Director Stuart Reitz said planting occurred on time in the trial plots at the station south of Ontario. Some onion growers in the region planted late because of heavy spring rains.
“The trial was planted at the usual time in late March. We dodged bullets with spring rains,” he said. “We were not late and we had good soil conditions.”
More than 50 trial varieties will be showcased at the station’s free annual Onion Variety Day from 9 a.m. to 1 p.m. Aug. 27.
Reitz said some varieties have been in the trial for years and serve as benchmarks. New varieties are planted as companies release them. They are compared to established types and each other as to growth efficiency, disease resistance, bulb shape and other factors.

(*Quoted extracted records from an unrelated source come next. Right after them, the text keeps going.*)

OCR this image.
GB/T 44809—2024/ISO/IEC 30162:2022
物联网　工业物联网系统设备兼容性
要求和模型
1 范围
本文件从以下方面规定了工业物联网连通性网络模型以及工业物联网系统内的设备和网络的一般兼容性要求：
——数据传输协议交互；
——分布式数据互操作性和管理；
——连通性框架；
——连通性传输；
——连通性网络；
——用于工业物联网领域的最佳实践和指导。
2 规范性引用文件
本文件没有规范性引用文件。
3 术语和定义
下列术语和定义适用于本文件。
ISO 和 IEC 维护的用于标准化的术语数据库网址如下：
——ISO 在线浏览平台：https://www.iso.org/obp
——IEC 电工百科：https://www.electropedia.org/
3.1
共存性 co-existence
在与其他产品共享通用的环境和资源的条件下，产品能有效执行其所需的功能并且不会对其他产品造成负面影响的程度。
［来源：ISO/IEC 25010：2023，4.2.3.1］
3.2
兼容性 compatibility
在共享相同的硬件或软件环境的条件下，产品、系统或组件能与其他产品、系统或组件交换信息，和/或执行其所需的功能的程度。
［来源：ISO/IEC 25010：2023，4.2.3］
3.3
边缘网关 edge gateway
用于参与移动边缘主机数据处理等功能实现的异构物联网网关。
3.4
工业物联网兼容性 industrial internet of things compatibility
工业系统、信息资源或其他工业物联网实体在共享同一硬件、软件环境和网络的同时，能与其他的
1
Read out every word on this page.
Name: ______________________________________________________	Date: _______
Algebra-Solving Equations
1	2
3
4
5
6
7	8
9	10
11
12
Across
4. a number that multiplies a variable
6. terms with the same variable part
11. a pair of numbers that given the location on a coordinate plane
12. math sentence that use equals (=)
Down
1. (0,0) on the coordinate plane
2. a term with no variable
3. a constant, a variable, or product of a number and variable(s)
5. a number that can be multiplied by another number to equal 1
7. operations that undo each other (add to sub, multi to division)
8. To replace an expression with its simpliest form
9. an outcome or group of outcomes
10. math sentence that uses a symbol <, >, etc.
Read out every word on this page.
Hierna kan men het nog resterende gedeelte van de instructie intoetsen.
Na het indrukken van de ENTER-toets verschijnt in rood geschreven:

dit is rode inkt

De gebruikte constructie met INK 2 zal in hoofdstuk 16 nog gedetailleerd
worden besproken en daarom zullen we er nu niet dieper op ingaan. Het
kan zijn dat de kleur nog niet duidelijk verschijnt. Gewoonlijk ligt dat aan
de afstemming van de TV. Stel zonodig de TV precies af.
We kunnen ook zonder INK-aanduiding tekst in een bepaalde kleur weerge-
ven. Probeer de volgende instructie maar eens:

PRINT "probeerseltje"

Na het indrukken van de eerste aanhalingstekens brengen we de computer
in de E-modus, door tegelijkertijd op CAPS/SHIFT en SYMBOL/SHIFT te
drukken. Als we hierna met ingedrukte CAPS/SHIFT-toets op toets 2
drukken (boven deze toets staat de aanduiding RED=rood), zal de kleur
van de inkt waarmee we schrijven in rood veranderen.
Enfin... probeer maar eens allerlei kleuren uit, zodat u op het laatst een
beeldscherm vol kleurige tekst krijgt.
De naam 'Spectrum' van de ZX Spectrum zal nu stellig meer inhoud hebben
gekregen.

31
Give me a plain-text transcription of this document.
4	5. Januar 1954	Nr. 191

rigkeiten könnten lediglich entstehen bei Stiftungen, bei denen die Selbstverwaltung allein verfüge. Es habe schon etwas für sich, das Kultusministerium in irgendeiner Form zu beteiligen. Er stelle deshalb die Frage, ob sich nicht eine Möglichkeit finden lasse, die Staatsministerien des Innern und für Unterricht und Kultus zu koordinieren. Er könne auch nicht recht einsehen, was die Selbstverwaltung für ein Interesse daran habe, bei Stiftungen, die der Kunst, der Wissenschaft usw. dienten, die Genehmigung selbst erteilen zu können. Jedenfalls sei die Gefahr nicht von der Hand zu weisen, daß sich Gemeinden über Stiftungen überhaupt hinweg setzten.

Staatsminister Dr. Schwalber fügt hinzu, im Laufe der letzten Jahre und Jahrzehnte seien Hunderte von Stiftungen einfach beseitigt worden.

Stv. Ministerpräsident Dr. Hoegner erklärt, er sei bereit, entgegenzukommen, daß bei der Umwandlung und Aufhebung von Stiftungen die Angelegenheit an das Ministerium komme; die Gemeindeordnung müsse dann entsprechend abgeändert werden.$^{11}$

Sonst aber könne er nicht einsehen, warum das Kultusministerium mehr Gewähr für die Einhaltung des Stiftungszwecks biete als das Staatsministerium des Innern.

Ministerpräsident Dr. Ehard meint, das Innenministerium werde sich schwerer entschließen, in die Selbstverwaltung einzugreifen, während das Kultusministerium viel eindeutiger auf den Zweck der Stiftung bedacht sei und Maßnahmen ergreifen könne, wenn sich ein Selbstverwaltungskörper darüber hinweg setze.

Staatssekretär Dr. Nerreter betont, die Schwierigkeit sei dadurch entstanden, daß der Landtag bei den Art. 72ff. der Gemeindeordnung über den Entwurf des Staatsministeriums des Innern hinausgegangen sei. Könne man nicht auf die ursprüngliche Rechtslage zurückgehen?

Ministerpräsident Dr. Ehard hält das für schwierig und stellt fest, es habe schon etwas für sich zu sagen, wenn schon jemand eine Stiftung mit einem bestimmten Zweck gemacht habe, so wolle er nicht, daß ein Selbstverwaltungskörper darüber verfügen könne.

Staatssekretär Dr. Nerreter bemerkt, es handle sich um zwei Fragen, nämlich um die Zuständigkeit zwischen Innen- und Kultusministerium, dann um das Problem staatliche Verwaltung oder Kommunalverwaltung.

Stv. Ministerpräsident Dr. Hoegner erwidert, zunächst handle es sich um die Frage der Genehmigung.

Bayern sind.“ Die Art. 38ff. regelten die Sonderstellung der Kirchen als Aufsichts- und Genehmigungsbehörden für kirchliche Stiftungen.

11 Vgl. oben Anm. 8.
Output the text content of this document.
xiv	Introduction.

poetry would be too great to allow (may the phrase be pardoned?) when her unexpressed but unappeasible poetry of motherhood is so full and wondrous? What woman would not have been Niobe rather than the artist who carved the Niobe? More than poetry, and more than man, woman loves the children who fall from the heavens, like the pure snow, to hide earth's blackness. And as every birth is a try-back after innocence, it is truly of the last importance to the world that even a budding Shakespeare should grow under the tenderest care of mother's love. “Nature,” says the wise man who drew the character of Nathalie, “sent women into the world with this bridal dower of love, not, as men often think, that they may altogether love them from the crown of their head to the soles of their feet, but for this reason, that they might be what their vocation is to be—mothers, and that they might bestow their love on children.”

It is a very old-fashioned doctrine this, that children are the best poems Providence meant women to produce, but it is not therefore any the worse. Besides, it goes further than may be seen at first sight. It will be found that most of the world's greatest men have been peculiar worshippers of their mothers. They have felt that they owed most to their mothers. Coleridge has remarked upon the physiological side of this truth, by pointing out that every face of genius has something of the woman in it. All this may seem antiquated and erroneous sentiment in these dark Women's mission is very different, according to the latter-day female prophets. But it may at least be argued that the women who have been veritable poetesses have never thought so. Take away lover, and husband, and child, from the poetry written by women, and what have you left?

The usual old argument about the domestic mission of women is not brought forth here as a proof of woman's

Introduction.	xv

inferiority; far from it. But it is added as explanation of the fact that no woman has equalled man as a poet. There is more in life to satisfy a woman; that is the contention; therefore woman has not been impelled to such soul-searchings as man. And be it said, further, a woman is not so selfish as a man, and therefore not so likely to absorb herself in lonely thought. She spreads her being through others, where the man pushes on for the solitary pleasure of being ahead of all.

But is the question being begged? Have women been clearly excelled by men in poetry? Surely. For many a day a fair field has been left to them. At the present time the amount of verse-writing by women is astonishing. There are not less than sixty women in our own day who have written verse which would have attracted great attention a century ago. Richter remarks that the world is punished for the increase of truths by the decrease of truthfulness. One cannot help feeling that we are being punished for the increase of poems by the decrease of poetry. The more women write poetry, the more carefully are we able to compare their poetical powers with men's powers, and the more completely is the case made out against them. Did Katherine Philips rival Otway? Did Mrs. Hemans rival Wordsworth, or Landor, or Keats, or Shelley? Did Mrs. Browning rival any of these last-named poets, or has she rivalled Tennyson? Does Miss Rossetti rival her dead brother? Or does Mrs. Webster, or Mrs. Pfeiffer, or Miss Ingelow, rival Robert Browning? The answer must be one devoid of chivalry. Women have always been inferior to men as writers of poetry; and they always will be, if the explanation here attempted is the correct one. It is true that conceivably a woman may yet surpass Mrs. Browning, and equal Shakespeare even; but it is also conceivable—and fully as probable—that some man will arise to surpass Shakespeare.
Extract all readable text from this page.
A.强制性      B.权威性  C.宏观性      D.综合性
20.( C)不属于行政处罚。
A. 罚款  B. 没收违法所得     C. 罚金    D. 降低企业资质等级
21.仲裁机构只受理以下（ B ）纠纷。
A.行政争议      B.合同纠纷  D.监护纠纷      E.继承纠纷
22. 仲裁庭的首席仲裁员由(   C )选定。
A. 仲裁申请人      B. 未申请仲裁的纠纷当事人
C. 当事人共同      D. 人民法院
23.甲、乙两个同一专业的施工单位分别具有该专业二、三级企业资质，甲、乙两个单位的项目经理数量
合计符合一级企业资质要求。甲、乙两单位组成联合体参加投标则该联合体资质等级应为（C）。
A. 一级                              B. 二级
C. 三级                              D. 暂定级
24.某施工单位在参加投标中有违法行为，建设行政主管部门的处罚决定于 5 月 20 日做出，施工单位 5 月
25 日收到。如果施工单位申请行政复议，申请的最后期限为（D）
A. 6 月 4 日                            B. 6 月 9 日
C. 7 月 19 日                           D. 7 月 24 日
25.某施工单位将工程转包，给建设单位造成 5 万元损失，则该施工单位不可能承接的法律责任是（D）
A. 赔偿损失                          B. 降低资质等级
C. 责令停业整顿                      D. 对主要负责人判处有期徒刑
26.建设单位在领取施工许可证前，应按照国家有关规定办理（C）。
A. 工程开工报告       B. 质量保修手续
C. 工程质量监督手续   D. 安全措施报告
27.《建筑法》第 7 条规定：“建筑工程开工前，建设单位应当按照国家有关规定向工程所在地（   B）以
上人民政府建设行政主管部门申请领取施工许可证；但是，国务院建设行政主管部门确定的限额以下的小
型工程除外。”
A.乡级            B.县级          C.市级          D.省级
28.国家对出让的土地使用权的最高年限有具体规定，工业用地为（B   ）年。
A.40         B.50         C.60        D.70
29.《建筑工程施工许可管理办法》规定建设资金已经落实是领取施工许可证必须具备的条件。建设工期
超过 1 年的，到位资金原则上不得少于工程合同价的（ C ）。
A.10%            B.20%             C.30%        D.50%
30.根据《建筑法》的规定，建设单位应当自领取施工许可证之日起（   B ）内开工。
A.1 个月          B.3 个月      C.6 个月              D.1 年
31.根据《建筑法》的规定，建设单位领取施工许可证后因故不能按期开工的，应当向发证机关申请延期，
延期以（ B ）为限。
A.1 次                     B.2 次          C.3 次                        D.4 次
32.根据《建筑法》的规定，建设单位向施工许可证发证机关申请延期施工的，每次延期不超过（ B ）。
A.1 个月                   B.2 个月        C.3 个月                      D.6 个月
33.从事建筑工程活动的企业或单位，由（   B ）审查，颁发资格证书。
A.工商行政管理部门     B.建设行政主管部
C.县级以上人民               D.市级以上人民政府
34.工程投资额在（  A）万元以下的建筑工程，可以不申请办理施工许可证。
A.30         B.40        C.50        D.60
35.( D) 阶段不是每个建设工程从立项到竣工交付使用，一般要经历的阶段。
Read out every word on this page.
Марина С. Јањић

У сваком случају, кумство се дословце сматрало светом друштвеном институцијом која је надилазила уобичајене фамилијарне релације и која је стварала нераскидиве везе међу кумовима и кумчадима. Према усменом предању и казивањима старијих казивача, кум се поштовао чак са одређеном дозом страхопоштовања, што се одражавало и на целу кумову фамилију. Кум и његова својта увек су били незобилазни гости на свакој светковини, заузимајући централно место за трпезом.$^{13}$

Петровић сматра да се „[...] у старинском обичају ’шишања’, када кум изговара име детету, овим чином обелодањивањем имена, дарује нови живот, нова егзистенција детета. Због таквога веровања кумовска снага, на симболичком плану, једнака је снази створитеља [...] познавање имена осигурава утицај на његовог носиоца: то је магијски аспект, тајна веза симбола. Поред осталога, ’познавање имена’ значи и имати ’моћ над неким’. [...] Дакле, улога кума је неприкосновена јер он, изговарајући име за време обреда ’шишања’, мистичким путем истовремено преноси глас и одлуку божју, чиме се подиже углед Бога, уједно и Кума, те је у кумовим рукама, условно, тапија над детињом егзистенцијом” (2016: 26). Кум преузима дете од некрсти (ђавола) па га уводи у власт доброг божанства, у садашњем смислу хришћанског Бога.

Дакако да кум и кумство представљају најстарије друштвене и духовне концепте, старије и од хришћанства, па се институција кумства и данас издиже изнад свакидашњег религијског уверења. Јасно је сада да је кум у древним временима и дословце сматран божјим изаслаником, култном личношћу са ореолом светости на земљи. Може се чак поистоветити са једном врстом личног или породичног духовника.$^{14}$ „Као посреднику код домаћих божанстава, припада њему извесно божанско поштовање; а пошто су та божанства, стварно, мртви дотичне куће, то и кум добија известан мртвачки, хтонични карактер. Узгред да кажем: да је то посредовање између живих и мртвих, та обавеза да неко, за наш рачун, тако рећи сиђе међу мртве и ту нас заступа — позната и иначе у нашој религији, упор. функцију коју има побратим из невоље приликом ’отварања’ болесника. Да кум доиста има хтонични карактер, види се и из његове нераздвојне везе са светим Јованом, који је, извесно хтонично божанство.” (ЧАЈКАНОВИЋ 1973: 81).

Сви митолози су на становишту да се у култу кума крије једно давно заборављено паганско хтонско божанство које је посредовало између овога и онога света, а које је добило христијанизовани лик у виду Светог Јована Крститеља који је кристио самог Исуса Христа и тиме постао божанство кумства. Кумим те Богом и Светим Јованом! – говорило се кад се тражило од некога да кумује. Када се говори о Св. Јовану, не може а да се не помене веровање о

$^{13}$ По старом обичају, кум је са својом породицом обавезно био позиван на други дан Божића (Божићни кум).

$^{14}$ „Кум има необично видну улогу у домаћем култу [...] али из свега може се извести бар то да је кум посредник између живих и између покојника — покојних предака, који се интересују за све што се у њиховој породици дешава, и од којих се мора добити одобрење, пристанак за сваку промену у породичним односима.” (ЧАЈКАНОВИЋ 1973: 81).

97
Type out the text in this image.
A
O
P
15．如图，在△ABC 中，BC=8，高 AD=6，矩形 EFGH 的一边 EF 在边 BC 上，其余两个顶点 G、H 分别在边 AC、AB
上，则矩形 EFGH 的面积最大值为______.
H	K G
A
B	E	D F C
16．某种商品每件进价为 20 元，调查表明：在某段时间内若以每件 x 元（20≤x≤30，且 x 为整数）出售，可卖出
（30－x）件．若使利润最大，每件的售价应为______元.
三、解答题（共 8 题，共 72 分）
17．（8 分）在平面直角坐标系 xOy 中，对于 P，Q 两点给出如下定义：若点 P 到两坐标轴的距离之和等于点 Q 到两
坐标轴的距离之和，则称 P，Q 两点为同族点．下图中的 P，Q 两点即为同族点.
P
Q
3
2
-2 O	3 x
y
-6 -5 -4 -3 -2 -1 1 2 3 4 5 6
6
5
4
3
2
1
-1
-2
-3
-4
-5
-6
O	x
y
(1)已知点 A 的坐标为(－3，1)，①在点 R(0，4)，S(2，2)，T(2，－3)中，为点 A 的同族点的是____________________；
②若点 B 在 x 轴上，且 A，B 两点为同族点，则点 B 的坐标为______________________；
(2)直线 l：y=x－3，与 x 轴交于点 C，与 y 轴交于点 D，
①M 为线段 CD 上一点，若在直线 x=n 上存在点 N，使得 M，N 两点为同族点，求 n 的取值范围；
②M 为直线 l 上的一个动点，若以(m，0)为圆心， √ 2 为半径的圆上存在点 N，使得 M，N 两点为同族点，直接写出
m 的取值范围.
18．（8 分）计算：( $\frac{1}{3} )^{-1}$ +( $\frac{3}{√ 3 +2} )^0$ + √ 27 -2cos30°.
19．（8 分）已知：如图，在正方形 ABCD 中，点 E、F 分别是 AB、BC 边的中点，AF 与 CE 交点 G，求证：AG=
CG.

Onion Variety Day “gives everybody an opportunity to see how one variety performs relative to another,” he said.
Participants can learn how a variety performed in current and previous years. Extras are planted so people can handle plants and bulbs and cut onions open.
Sizes this year are in line with long-term averages, in contrast to the oversized onions seen last year, Reitz said. Onions look good overall. Pest and disease pressure have varied by onion variety but have not been extreme.
“Weather conditions have been pretty favorable,” he said. The number of growing-degree days, with ideal temperatures for production, recently have been behind year-ago levels but in line with, or slightly ahead of, long-term averages.